二、陳述:除與原判決記載相同者,茲引用之外,補稱: ㈠本件被上訴人對於渠在借據上簽名為連帶保證人之事實承認無異,但原審認其抗辯: 「渠有於七十九年底與友人程錦梅、高光華,並偕同新保證人去上訴人處所辦理撤銷 連帶保證人責任手續」云云,並以高光華程盈茜(原名程錦梅)之證詞認為被上訴 人已解免連帶保證責任,而為上訴人該部分敗訴之判決。惟查:民法第七百五十條保 證責任之除去請求權以保證人受主債務人之委任而為保證,得向主債務人請求除去其 保證責任,以主債務人之財產顯然減少,住居所變更清償困難履行遲延而債權人依確 定判決得令保證人清償者為限,而民法第七百五十三條保證未定期間者保證人於主債 務清償期屆滿後,得定一個月以上之相當期限催告債權人於期限內向主債務人為審判 上之請求,被上訴人關於本件並無解免保證責任之法律上根據。 ㈡況且上訴人七十九年十月十二日理事會會議記錄討論事項第三項:「建議將部分逾期 貸款之社員移送法院案,議決:以逾期超過十八個月,貸款金額超過五十萬元以上者 為優先送法院,在送法院前請經理再以存證信函做最後通牒後,若該社員仍不予理會 ,則照本理事會之決議移送法院處理,本次考慮送法院之社員有:::高光華、郭美 月。」七十九年十一月十六日理事會會議記錄主席報告事項第四項:「說明上次理事 會會議決將高光華、郭每月送法院,經通知該二位社員後他們來申請自十二月份起開 始償還本金,每人各二千五百元,利息違約金日後再償還。
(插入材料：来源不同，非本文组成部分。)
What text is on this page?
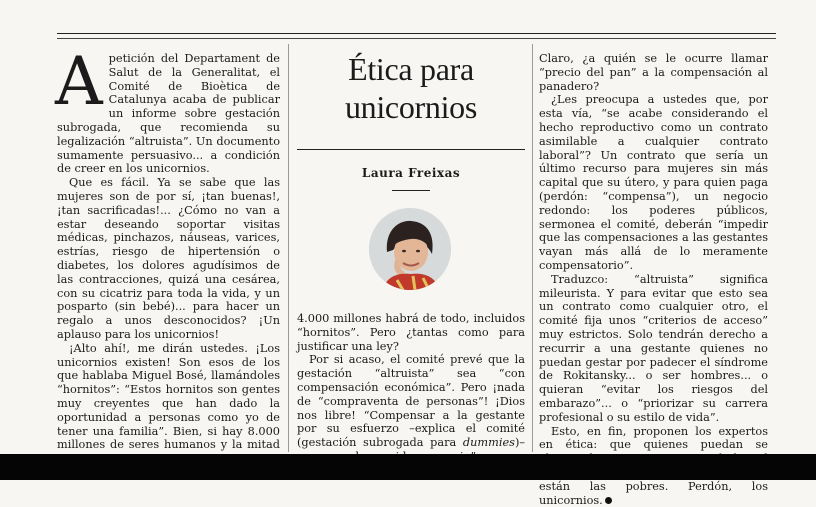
Apetición del Departament de Salut de la Generalitat, el Comité de Bioètica de Catalunya acaba de publicar un informe sobre gestación subrogada, que recomienda su legalización “altruista”. Un documento sumamente persuasivo... a condición de creer en los unicornios.

Que es fácil. Ya se sabe que las mujeres son de por sí, ¡tan buenas!, ¡tan sacrificadas!... ¿Cómo no van a estar deseando soportar visitas médicas, pinchazos, náuseas, varices, estrías, riesgo de hipertensión o diabetes, los dolores agudísimos de las contracciones, quizá una cesárea, con su cicatriz para toda la vida, y un posparto (sin bebé)... para hacer un regalo a unos desconocidos? ¡Un aplauso para los unicornios!

¡Alto ahí!, me dirán ustedes. ¡Los unicornios existen! Son esos de los que hablaba Miguel Bosé, llamándoles “hornitos”: “Estos hornitos son gentes muy creyentes que han dado la oportunidad a personas como yo de tener una familia”. Bien, si hay 8.000 millones de seres humanos y la mitad

Ética para
unicornios
Laura Freixas

4.000 millones habrá de todo, incluidos “hornitos”. Pero ¿tantas como para justificar una ley?

Por si acaso, el comité prevé que la gestación “altruista” sea “con compensación económica”. Pero ¡nada de “compraventa de personas”! ¡Dios nos libre! “Compensar a la gestante por su esfuerzo –explica el comité (gestación subrogada para dummies)–

Claro, ¿a quién se le ocurre llamar “precio del pan” a la compensación al panadero?

¿Les preocupa a ustedes que, por esta vía, “se acabe considerando el hecho reproductivo como un contrato asimilable a cualquier contrato laboral”? Un contrato que sería un último recurso para mujeres sin más capital que su útero, y para quien paga (perdón: “compensa”), un negocio redondo: los poderes públicos, sermonea el comité, deberán “impedir que las compensaciones a las gestantes vayan más allá de lo meramente compensatorio”.

Traduzco: “altruista” significa mileurista. Y para evitar que esto sea un contrato como cualquier otro, el comité fija unos “criterios de acceso” muy estrictos. Solo tendrán derecho a recurrir a una gestante quienes no puedan gestar por padecer el síndrome de Rokitansky... o ser hombres... o quieran “evitar los riesgos del embarazo”... o “priorizar su carrera profesional o su estilo de vida”.

Esto, en fin, proponen los expertos en ética: que quienes puedan se están las pobres. Perdón, los unicornios.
」事實顯現債務人僅要求 分期清償並未要求解免連帶保證人之連帶保證責任,或更換原連帶保證人,參酌證人 及甲○○○○○○○○○職員郭清文在鈞院八十八年度南簡字第七七九號說明,換保 時要審查新保人之資力之後才會准許換保,並更換保證書,原先借據亦作廢,更換新 借據,本件並無新借據,足見換保之手續尚未經上訴人新樓儲蓄互助社之應允,被上 訴人所舉證人程盈茜(原名程錦梅)之陳述與一般金融機關換保程序有出入,而主債 務人高光華之證言,亦對被上訴人有所偏頗,原判決認為被上訴人業已換保與正常程 序有出入尚難遽信。上開理事會主席報告項內說明債務人係來申請自七十九年十二月 份起開始償還本金每人各新台幣(下同)二千五百元,依上訴人提出於鈞院之郭美月



社員股金及貸款總帳確實有自七十九年十二月二十一日起至八十年十一月二十五日均 按月還款二千五百元,該總帳牽涉股金、個人總帳相沿不改,較一般借款銀行之借據 尤具公信力,足見被上訴人所謂七十九年換保既已有貸款顯著逾期顯不可能,七十九 年底之到上訴人處所僅係討論如何清償所欠款項之問題而已。 ㈢依據社團法人中華民國儲蓄互助社編印(七十七年版)儲蓄互助社幹部手冊,可知幹 部手冊並無有變更保證人之規定或指示,則任何變更保證人之情形應屬新債抵舊債, 以新債書立新借款始能成立;互助社貸款委員會之職責,明定所有貸款除授權經理於 一定限額內,先內批准貸出,然後提交下次貸款委員會追認外(職員項目第五項), 其餘貸款案應經開會批准及記錄手續。換言之,不論事先批准或事後追認,均應經貸 款委員會批准,此亦有同書貸款程序圖及貸款委員會自我查核表第七項足資參考。 ㈣七十七年八月九日主債務人高光華郭美月夫妻之借款,確係同日經貸款委員會批准 後,始由李八郎經理貸款,此有被上訴人互助社七十七年八月九日起至七十九年十二 月十九日止每星期之貸款委員會會議記錄影本(除十二月最後一星期因帳目整理未有 會議外,每星期貸款委員會之完整記錄)可證。至於上訴人所謂曾有換保之事實云云 ,經查貸款委員會並無任何記錄,況所謂換保既未經貸款委員會批准,亦無新借據, 縱李八郎有如上訴人等所指述之事實,亦屬無權代理之行為,未經貸款委員會批准應 不生變換保證人之法律上效果,足證所謂換保擔保並非事實,證人及債務人等所為陳 述自有偏頗,不足採信。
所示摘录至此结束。